Paying special attention to the mandibular angle region and basal cortical bone, researchers looked for bone and jaw-shape changes that may result from extensive biting and clenching forces. They aimed to evaluate and grade these changes, which are common in bruxism patients, on a scale between 0 and 3.
- Grade 0 – No Changes.
- Grade 1 – Angular changes, with no bone changes.
- Grade 2 – Angular changes, plus some bone changes.
- Grade 3 – Angular changes, plus bone changes at several locations.
Researchers graded a total of 200 patients, or 400 mandibular angles, according to the above criteria. Findings were evaluated with MedCalc statistical software.
According to this study, more than half of bruxism patients (59 patients) showed signs of either Grade 2 or Grade 3 bone remodeling. In contrast, the control group showed no signs of bone changes, and some (64 patients) had signs of angular changes under the Grade 1 category.
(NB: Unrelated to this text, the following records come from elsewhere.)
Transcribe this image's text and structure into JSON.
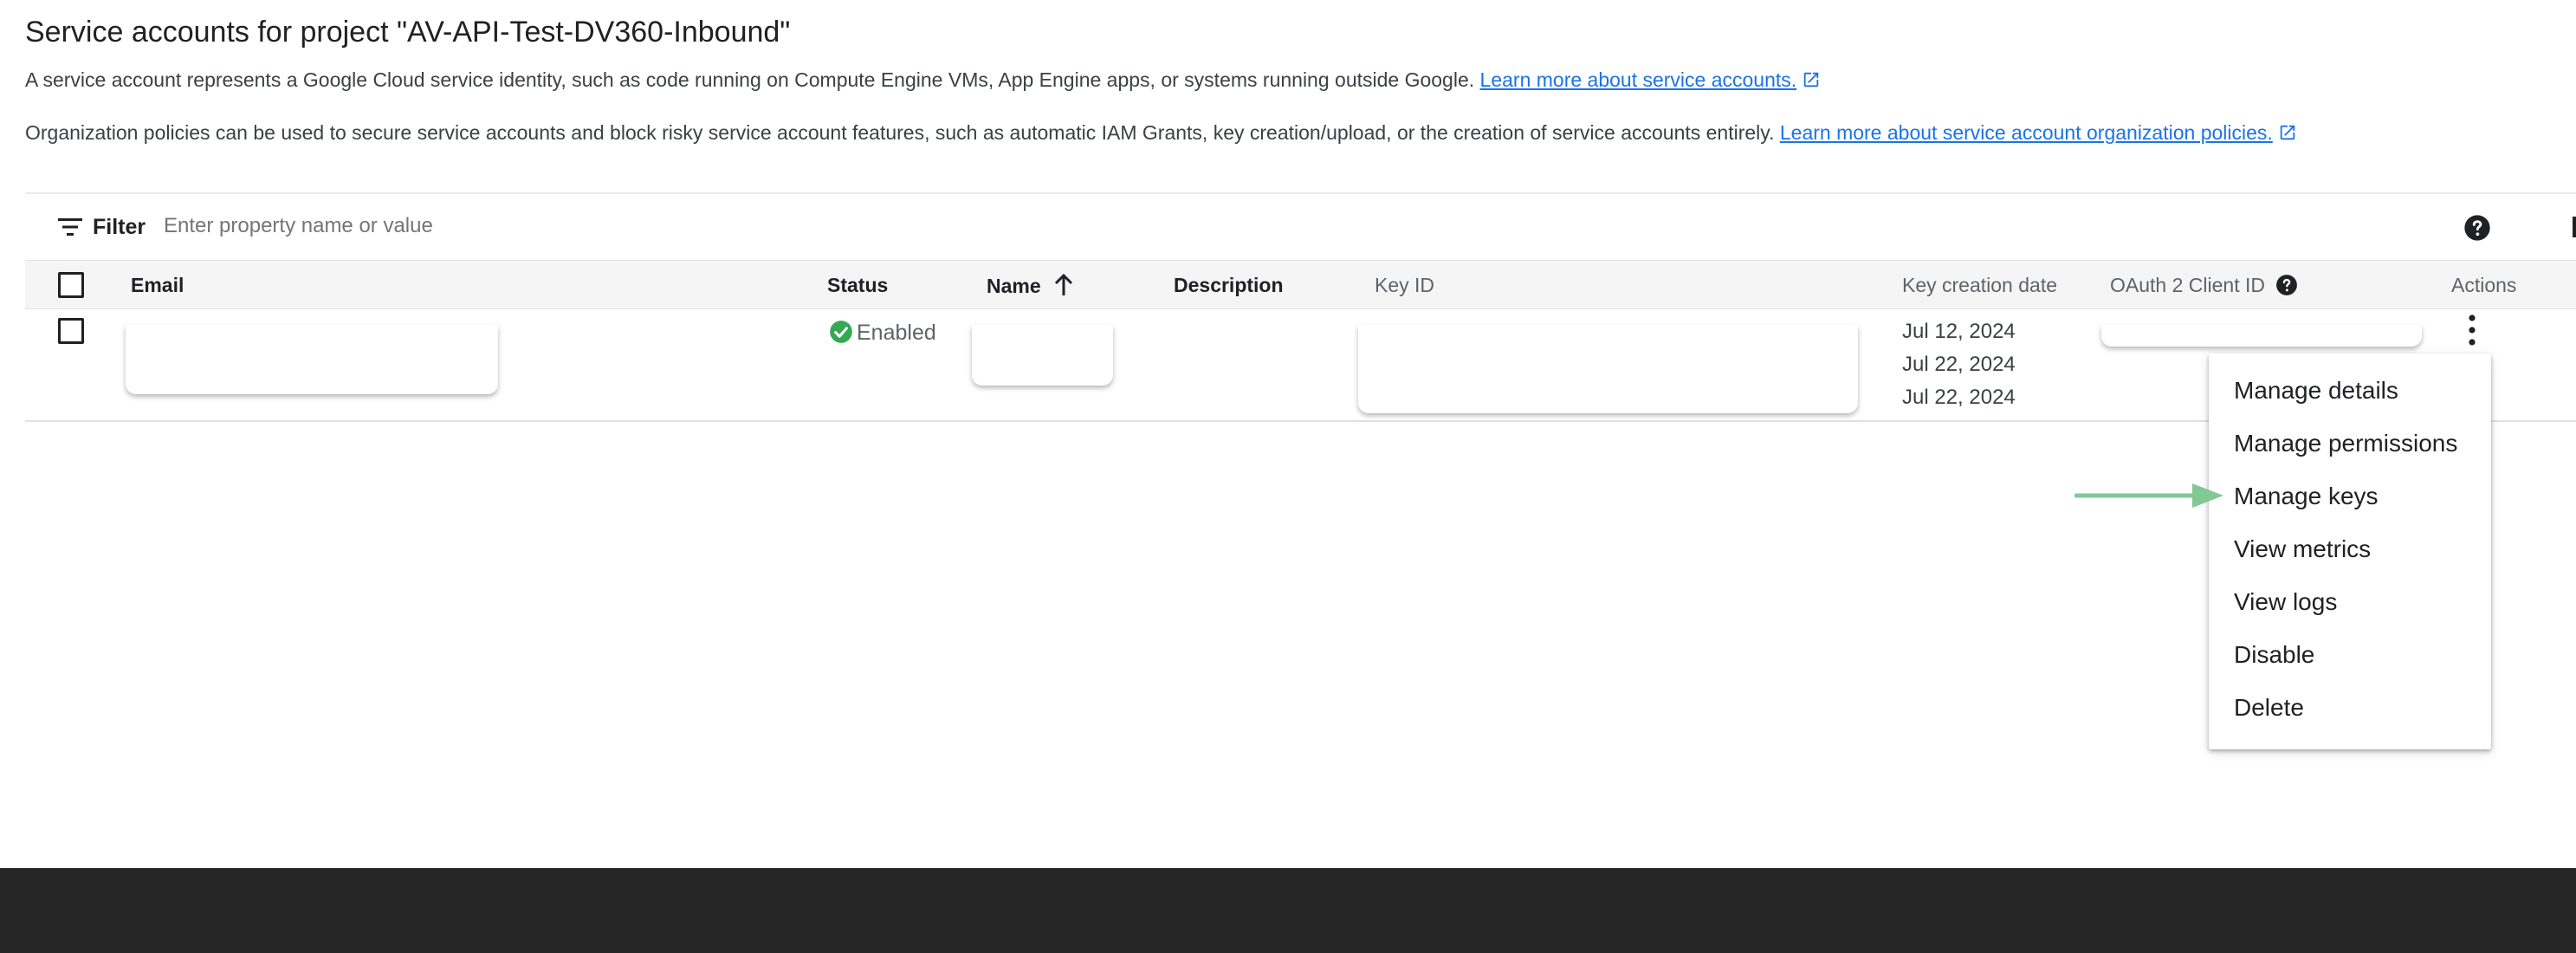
{
  "page": {
    "title": "Service accounts for project \"AV-API-Test-DV360-Inbound\"",
    "description1": "A service account represents a Google Cloud service identity, such as code running on Compute Engine VMs, App Engine apps, or systems running outside Google.",
    "description1_link": "Learn more about service accounts.",
    "description2": "Organization policies can be used to secure service accounts and block risky service account features, such as automatic IAM Grants, key creation/upload, or the creation of service accounts entirely.",
    "description2_link": "Learn more about service account organization policies.",
    "link_color": "#1a73e8"
  },
  "filter": {
    "label": "Filter",
    "placeholder": "Enter property name or value",
    "icons": [
      "filter-icon",
      "help-icon",
      "columns-icon"
    ]
  },
  "table": {
    "columns": [
      "Email",
      "Status",
      "Name",
      "Description",
      "Key ID",
      "Key creation date",
      "OAuth 2 Client ID",
      "Actions"
    ],
    "sort_column": "Name",
    "sort_direction": "ascending",
    "rows": [
      {
        "status": "Enabled",
        "status_color": "#34a853",
        "key_creation_dates": [
          "Jul 12, 2024",
          "Jul 22, 2024",
          "Jul 22, 2024"
        ]
      }
    ]
  },
  "actions_menu": {
    "items": [
      "Manage details",
      "Manage permissions",
      "Manage keys",
      "View metrics",
      "View logs",
      "Disable",
      "Delete"
    ],
    "highlighted": "Manage keys",
    "arrow_color": "#81c995"
  }
}
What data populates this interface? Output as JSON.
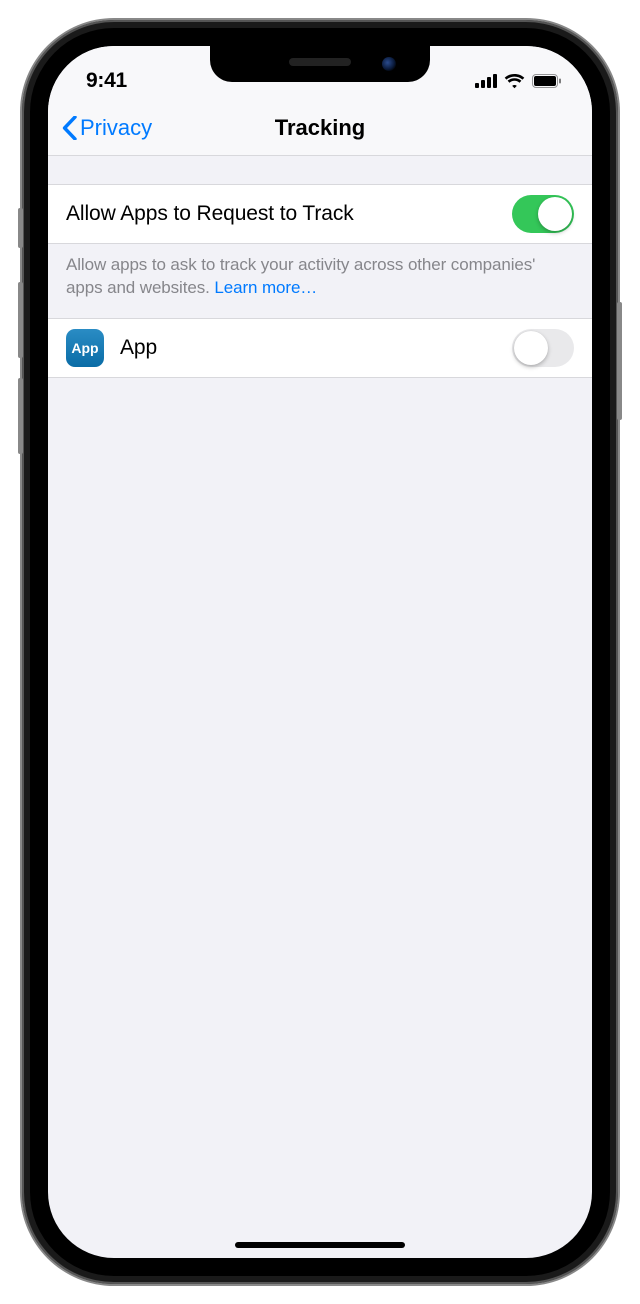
{
  "statusBar": {
    "time": "9:41"
  },
  "nav": {
    "backLabel": "Privacy",
    "title": "Tracking"
  },
  "settings": {
    "allowLabel": "Allow Apps to Request to Track",
    "allowOn": true,
    "footerText": "Allow apps to ask to track your activity across other companies' apps and websites. ",
    "learnMore": "Learn more…"
  },
  "apps": [
    {
      "iconText": "App",
      "name": "App",
      "on": false
    }
  ]
}
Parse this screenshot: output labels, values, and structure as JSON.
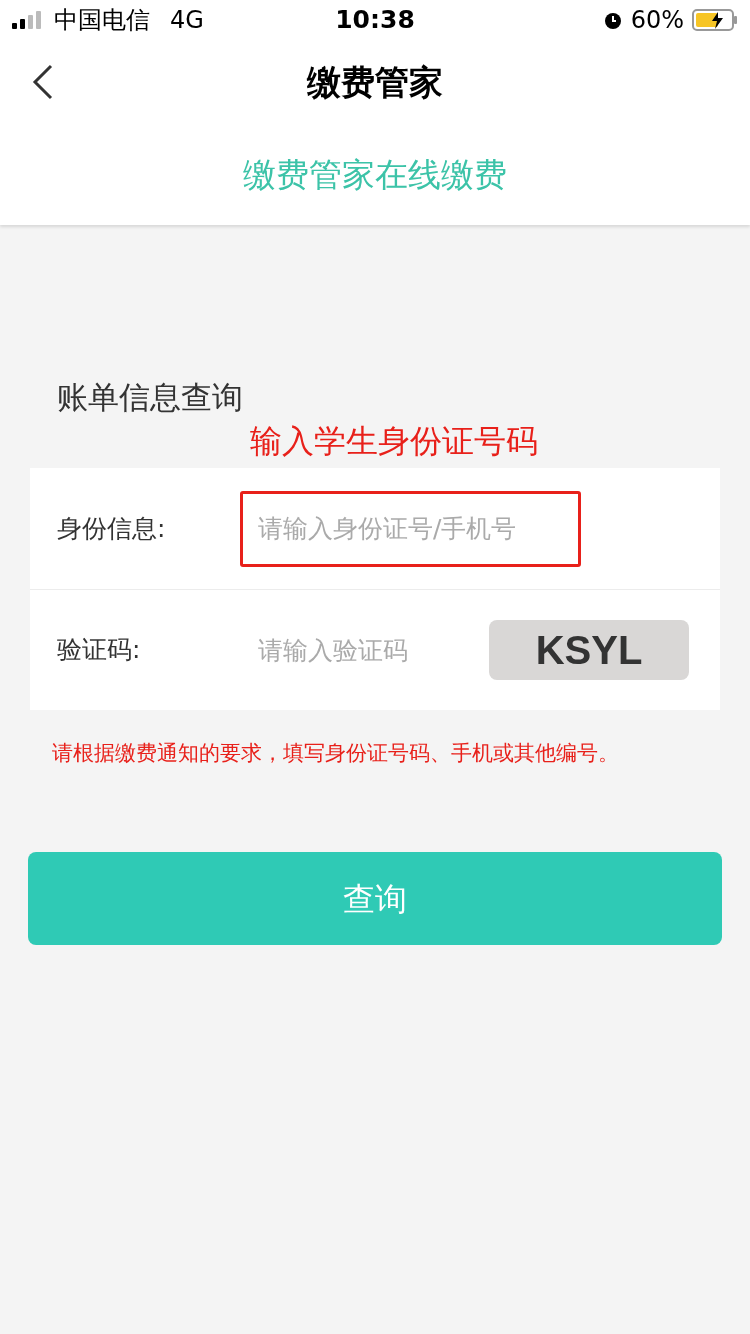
{
  "status_bar": {
    "carrier": "中国电信",
    "network": "4G",
    "time": "10:38",
    "battery": "60%"
  },
  "nav": {
    "title": "缴费管家"
  },
  "subtitle": "缴费管家在线缴费",
  "section_title": "账单信息查询",
  "annotation": "输入学生身份证号码",
  "fields": [
    {
      "label": "身份信息:",
      "placeholder": "请输入身份证号/手机号",
      "highlighted": true
    },
    {
      "label": "验证码:",
      "placeholder": "请输入验证码",
      "highlighted": false,
      "captcha": "KSYL"
    }
  ],
  "note": "请根据缴费通知的要求，填写身份证号码、手机或其他编号。",
  "button": "查询"
}
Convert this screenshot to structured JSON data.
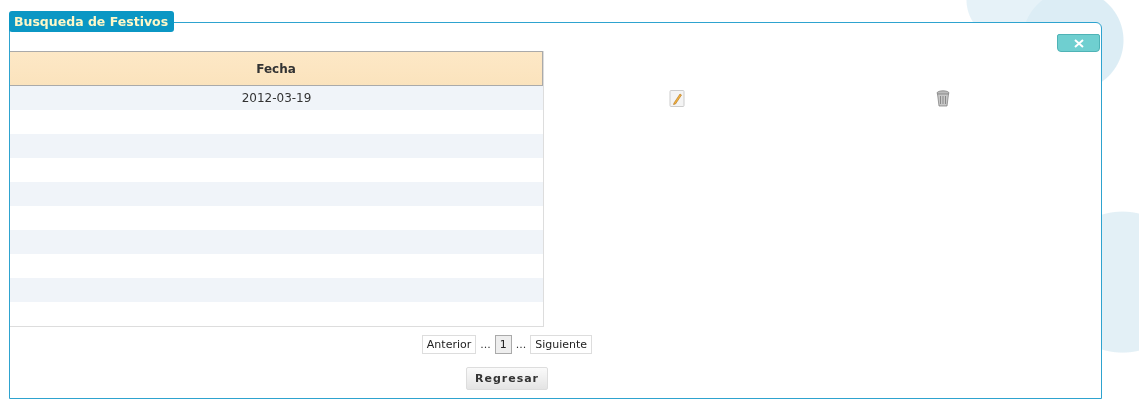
{
  "panel": {
    "title": "Busqueda de Festivos"
  },
  "table": {
    "columns": [
      "Fecha"
    ],
    "rows": [
      {
        "cells": [
          "2012-03-19"
        ],
        "actions": [
          {
            "kind": "edit"
          },
          {
            "kind": "delete"
          }
        ]
      }
    ]
  },
  "pager": {
    "previous": "Anterior",
    "ellipsis_before": "...",
    "pages": [
      {
        "label": "1",
        "selected": true
      }
    ],
    "ellipsis_after": "...",
    "next": "Siguiente"
  },
  "buttons": [
    "Regresar"
  ]
}
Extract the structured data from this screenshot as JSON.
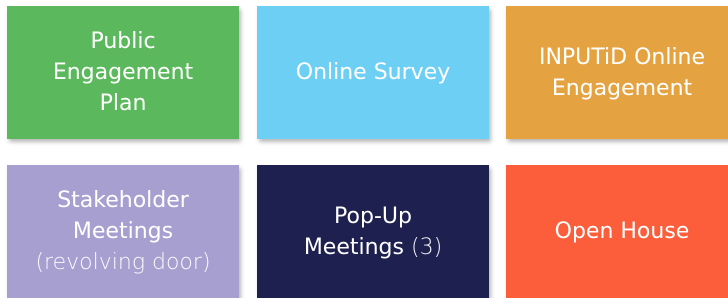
{
  "tiles": [
    {
      "lines": [
        "Public",
        "Engagement",
        "Plan"
      ],
      "color": "#5cb85c"
    },
    {
      "lines": [
        "Online Survey"
      ],
      "color": "#6ccff3"
    },
    {
      "lines": [
        "INPUTiD Online",
        "Engagement"
      ],
      "color": "#e5a241"
    },
    {
      "lines": [
        "Stakeholder",
        "Meetings",
        "(revolving door)"
      ],
      "color": "#a69fd0"
    },
    {
      "lines": [
        "Pop-Up",
        "Meetings",
        "(3)"
      ],
      "color": "#1e2150"
    },
    {
      "lines": [
        "Open House"
      ],
      "color": "#fc5d3a"
    }
  ]
}
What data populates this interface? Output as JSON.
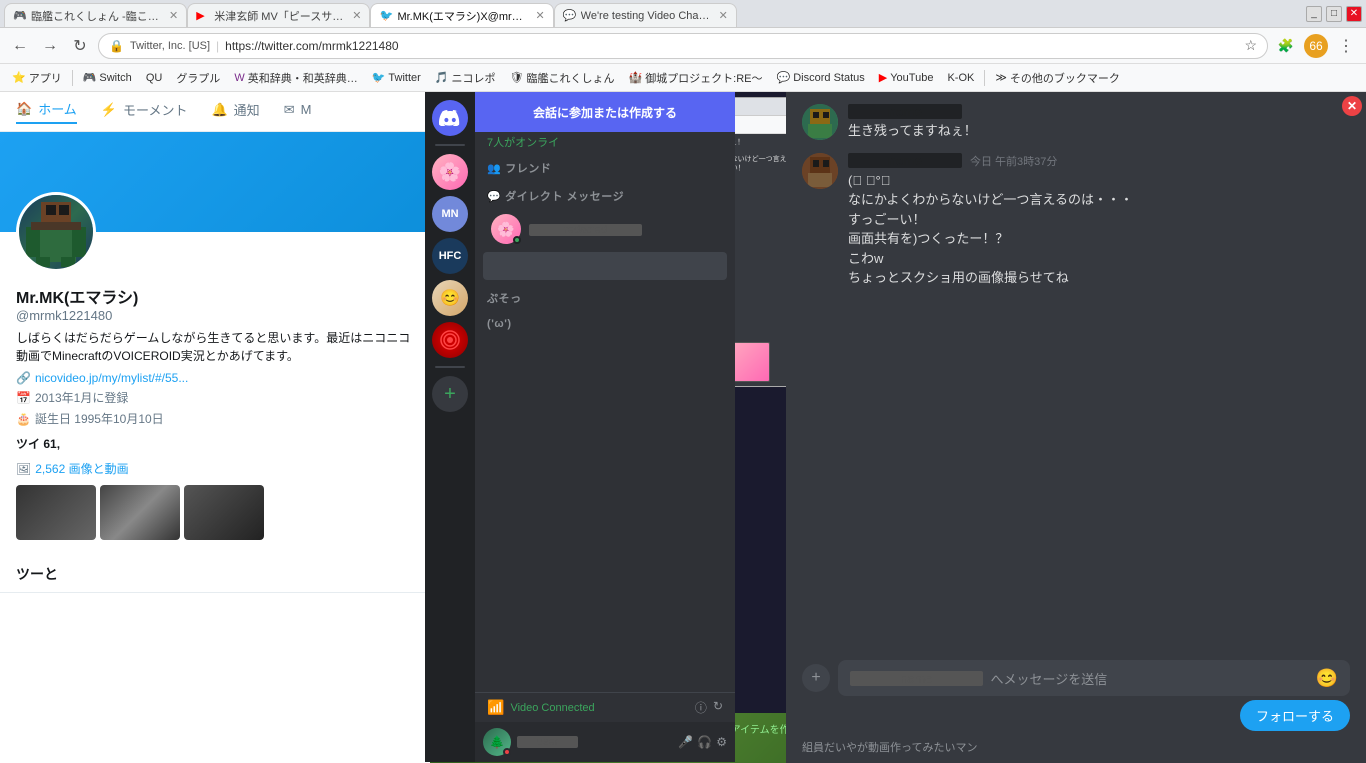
{
  "browser": {
    "tabs": [
      {
        "id": "tab1",
        "favicon": "🎮",
        "title": "臨艦これくしょん -臨これ-",
        "active": false
      },
      {
        "id": "tab2",
        "favicon": "▶",
        "title": "米津玄師 MV「ピースサイン」",
        "active": false
      },
      {
        "id": "tab3",
        "favicon": "🐦",
        "title": "Mr.MK(エマラシ)X@mrmk122...",
        "active": true
      },
      {
        "id": "tab4",
        "favicon": "💬",
        "title": "We're testing Video Chat...",
        "active": false
      }
    ],
    "window_controls": [
      "_",
      "□",
      "✕"
    ],
    "address": {
      "lock": "🔒",
      "company": "Twitter, Inc. [US]",
      "separator": "|",
      "url": "https://twitter.com/mrmk1221480"
    },
    "bookmarks": [
      {
        "icon": "⭐",
        "label": "アプリ"
      },
      {
        "icon": "🎮",
        "label": "Switch"
      },
      {
        "icon": "Q",
        "label": "QU"
      },
      {
        "icon": "🌐",
        "label": "グラプル"
      },
      {
        "icon": "W",
        "label": "英和辞典・和英辞典…"
      },
      {
        "icon": "🐦",
        "label": "Twitter",
        "color": "twitter-blue"
      },
      {
        "icon": "🎵",
        "label": "ニコレポ"
      },
      {
        "icon": "🛡",
        "label": "臨艦これくしょん"
      },
      {
        "icon": "🏰",
        "label": "御城プロジェクト:RE～"
      },
      {
        "icon": "💬",
        "label": "Discord Status"
      },
      {
        "icon": "▶",
        "label": "YouTube",
        "color": "youtube-red"
      },
      {
        "icon": "✓",
        "label": "K-OK"
      },
      {
        "icon": "▸",
        "label": "その他のブックマーク"
      }
    ]
  },
  "twitter": {
    "nav_items": [
      {
        "label": "🏠 ホーム",
        "active": true
      },
      {
        "label": "⚡ モーメント",
        "active": false
      },
      {
        "label": "🔔 通知",
        "active": false
      },
      {
        "label": "✉ M",
        "active": false
      }
    ],
    "profile": {
      "name": "Mr.MK(エマラシ)",
      "handle": "@mrmk1221480",
      "bio": "しばらくはだらだらゲームしながら生きてると思います。最近はニコニコ動画でMinecraftのVOICEROID実況とかあげてます。",
      "website": "nicovideo.jp/my/mylist/#/55...",
      "joined": "2013年1月に登録",
      "birthday": "誕生日 1995年10月10日",
      "tweets_label": "ツイ",
      "tweets_count": "61,",
      "media_count": "2,562 画像と動画"
    },
    "tweets_section": "ツーと"
  },
  "discord": {
    "join_button": "会話に参加または作成する",
    "online_count": "7人がオンライ",
    "friends_label": "フレンド",
    "dm_label": "ダイレクト メッセージ",
    "users": [
      {
        "initials": "MN",
        "color": "#7289da"
      },
      {
        "initials": "HFC",
        "color": "#1a3a5c"
      },
      {
        "icon": "face",
        "color": "#f0c040"
      },
      {
        "icon": "red",
        "color": "#cc0000"
      },
      {
        "initials": "snake",
        "color": "#1a1a1a"
      }
    ],
    "dm_placeholder": "",
    "video_connected": "Video Connected",
    "buzso_label": "ぷそっ",
    "snake_label": "('ω')",
    "add_server": "+",
    "user_controls": {
      "mute": "🎤",
      "deafen": "🎧",
      "settings": "⚙"
    }
  },
  "chat": {
    "close": "✕",
    "messages": [
      {
        "avatar_color": "green",
        "name": "REDACTED",
        "time": "",
        "text": "生き残ってますねぇ！"
      },
      {
        "avatar_color": "brown",
        "name": "REDACTED",
        "time": "今日 午前3時37分",
        "lines": [
          "(ﾟ  ﾟ°）",
          "なにかよくわからないけど一つ言えるのは・・・",
          "すっごーい！",
          "画面共有を)つくったー！？",
          "こわw",
          "ちょっとスクショ用の画像撮らせてね"
        ]
      }
    ],
    "input_placeholder": "へメッセージを送信",
    "emoji_button": "😊"
  }
}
Bone remodeling may result from repetitive bite force and motion, causing the jawbone to transform and adapt over time, which may be seen on panoramic radiographs. For adolescents, even though approximately half of children have bruxism, they probably don’t experience jawline changes at a young age. However, more studies are needed.
In this study, researchers used an odds ratio calculation to find that bruxism patients were 288 times more likely to experience bone changes when compared to patients without bruxism. Similarly, using the same calculation, bruxism patients were 363 times more likely to experience angular changes along the jawline when compared to non-bruxers.
Patients may be unaware of changes occurring in their mandible, and since they usually obtain radiographs as part of a routine visit, panoramic radiographs show promise in diagnosing or confirming bruxism. An early diagnosis may help us to manage our patient’s condition more closely before they incur irreversible tooth damage or other long-term symptoms.